- Location: Aurora, Philippines
- Nearest city: Santiago
- Coordinates: 16°7′35.4″N 121°53′7.44″E﻿ / ﻿16.126500°N 121.8854000°E
- Area: 2,266.49 hectares (5,600.6 acres)
- Established: May 22, 1992 (Watershed forest reserve) April 23, 2000 (Protected landscape)
- Governing body: Department of Environment and Natural Resources

= Simbahan–Talagas Protected Landscape =

Protected area in Philippines

The Simbahan–Talagas Protected Landscape is a protected area in northern Aurora, Philippines that preserves a major watershed in the Sierra Madre mountain range of Central Luzon. It contains the headwaters of the Simbahan and Talagas rivers, including the Sangay River and Umihiem Creek in Dinalungan municipality which empty into the Casiguran Sound. A large portion of the park is under forest cover, while the remaining areas are cultivated land, shrubland, grassland, built-up area and river-wash area. Some of the park's fauna include the Philippine deer, Philippine long-tailed macaque, and an abundant species of avifauna.

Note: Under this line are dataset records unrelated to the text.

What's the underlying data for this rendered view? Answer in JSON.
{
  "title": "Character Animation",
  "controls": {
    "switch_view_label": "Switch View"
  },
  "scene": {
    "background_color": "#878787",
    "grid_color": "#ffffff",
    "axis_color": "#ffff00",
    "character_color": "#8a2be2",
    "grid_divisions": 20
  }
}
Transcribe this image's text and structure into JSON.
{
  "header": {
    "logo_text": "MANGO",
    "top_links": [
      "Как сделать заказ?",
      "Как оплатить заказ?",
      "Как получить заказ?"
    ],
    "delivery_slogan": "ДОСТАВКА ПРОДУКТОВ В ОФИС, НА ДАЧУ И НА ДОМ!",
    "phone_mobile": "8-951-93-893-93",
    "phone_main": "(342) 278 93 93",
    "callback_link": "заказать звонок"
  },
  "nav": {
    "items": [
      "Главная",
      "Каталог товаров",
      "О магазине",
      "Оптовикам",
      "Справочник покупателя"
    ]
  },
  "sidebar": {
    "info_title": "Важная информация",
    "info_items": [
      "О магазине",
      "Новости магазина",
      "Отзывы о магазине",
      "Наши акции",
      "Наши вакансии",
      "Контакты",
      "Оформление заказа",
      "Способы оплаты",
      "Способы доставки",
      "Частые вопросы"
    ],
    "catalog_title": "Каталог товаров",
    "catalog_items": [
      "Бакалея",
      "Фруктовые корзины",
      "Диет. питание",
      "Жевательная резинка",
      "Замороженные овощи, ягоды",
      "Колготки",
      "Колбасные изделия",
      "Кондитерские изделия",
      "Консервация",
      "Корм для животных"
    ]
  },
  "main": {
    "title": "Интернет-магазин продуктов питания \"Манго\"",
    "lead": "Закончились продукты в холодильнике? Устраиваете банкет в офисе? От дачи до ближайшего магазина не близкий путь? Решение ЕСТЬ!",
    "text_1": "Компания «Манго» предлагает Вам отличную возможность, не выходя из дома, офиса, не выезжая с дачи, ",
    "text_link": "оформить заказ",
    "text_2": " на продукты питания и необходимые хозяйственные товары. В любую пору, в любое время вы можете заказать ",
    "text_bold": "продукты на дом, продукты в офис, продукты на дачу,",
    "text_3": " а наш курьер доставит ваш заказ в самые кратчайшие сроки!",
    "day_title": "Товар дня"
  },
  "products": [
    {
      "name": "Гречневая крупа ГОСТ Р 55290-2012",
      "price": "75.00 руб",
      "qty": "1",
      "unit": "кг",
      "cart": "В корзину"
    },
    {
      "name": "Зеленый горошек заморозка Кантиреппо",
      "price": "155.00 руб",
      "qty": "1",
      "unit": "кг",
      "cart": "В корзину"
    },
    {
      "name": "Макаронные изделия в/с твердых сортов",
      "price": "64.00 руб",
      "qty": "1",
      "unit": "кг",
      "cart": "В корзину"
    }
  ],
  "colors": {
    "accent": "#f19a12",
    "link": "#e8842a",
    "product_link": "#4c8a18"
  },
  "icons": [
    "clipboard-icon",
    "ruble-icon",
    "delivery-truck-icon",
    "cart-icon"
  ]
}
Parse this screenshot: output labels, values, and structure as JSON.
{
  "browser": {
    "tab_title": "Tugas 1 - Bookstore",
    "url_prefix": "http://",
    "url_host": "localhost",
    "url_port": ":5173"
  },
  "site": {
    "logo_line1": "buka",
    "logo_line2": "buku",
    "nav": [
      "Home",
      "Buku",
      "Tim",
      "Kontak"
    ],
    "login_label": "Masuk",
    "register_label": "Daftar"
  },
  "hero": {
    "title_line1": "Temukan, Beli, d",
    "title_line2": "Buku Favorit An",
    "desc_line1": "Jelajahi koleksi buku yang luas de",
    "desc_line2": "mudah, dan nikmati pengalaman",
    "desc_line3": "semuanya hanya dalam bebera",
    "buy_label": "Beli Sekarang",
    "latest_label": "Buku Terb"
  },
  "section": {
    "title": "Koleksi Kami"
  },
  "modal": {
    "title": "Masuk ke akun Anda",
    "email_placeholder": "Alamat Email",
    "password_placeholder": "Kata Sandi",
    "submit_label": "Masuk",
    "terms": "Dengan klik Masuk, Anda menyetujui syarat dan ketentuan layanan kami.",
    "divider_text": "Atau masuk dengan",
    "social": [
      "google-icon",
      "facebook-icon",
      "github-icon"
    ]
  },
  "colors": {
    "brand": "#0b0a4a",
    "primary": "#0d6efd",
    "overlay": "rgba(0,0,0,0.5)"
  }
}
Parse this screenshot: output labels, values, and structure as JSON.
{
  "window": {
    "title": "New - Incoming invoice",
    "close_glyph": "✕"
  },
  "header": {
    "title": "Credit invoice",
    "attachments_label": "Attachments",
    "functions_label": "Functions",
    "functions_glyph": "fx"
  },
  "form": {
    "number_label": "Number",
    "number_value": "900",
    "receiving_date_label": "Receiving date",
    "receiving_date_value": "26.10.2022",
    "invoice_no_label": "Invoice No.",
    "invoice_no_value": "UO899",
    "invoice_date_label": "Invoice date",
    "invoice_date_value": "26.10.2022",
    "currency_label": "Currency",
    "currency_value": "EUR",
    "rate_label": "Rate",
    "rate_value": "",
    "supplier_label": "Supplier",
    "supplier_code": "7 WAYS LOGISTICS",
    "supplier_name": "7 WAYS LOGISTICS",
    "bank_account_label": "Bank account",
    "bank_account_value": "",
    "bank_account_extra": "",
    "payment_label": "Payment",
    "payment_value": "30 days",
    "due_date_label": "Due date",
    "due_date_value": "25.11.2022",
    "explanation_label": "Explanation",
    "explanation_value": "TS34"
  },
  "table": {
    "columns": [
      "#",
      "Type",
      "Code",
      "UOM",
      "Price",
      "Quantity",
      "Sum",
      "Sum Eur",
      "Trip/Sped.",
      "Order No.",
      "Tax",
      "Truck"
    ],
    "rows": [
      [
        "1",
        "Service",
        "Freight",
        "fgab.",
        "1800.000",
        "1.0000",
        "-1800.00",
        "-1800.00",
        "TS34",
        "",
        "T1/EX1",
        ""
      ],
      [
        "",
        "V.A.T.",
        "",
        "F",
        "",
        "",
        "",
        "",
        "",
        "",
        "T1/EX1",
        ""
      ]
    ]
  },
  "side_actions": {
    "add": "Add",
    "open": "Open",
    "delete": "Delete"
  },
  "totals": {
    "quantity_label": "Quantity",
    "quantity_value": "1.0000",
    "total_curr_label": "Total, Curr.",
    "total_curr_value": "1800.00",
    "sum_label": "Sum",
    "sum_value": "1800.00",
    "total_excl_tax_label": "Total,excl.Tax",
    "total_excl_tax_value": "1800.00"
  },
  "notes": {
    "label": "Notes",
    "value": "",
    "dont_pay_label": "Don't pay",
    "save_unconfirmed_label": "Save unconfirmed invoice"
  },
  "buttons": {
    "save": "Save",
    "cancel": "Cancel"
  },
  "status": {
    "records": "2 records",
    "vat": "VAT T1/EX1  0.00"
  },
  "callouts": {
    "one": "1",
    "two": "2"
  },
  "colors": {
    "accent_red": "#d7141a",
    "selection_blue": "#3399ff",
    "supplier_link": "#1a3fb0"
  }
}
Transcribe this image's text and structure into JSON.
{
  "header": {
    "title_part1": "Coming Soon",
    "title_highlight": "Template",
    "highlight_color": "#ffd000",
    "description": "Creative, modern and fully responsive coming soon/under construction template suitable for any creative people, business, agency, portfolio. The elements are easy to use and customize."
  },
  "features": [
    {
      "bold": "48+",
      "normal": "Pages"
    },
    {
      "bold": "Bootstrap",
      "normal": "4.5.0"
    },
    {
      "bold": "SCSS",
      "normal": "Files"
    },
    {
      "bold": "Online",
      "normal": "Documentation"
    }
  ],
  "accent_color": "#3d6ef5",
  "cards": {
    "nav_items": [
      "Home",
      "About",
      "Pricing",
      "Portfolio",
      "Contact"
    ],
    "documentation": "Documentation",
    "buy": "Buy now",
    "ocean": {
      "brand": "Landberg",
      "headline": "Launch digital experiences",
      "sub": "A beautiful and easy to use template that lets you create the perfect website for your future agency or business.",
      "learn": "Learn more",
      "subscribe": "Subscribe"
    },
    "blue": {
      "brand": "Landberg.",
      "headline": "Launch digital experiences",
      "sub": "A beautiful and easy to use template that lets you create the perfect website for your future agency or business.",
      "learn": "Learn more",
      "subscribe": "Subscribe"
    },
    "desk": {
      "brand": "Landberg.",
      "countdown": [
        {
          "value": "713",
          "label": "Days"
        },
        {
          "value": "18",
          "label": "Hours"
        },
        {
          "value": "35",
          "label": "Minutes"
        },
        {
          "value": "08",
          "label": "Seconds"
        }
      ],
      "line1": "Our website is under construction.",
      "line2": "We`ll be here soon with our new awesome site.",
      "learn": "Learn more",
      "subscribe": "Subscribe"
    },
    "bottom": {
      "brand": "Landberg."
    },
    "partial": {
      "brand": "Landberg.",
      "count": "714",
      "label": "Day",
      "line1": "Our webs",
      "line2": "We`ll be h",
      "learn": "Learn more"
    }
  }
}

Its location in north central Sierra Madre is covered by dipterocarp forest, composed of Shorea almon (Philippine mahogany), Shorea polysperma (tanguile), Shorea squamata (mayapis), Shorea contorta (white lauan), Shorea negrosensis (red lauan), and Parashorea malaanonan (bagtikan).

First established as a watershed forest reserve in 1992, the 2266.49 ha park was upgraded to a protected landscape area in 2000. It is one of five protected areas in the province of Aurora.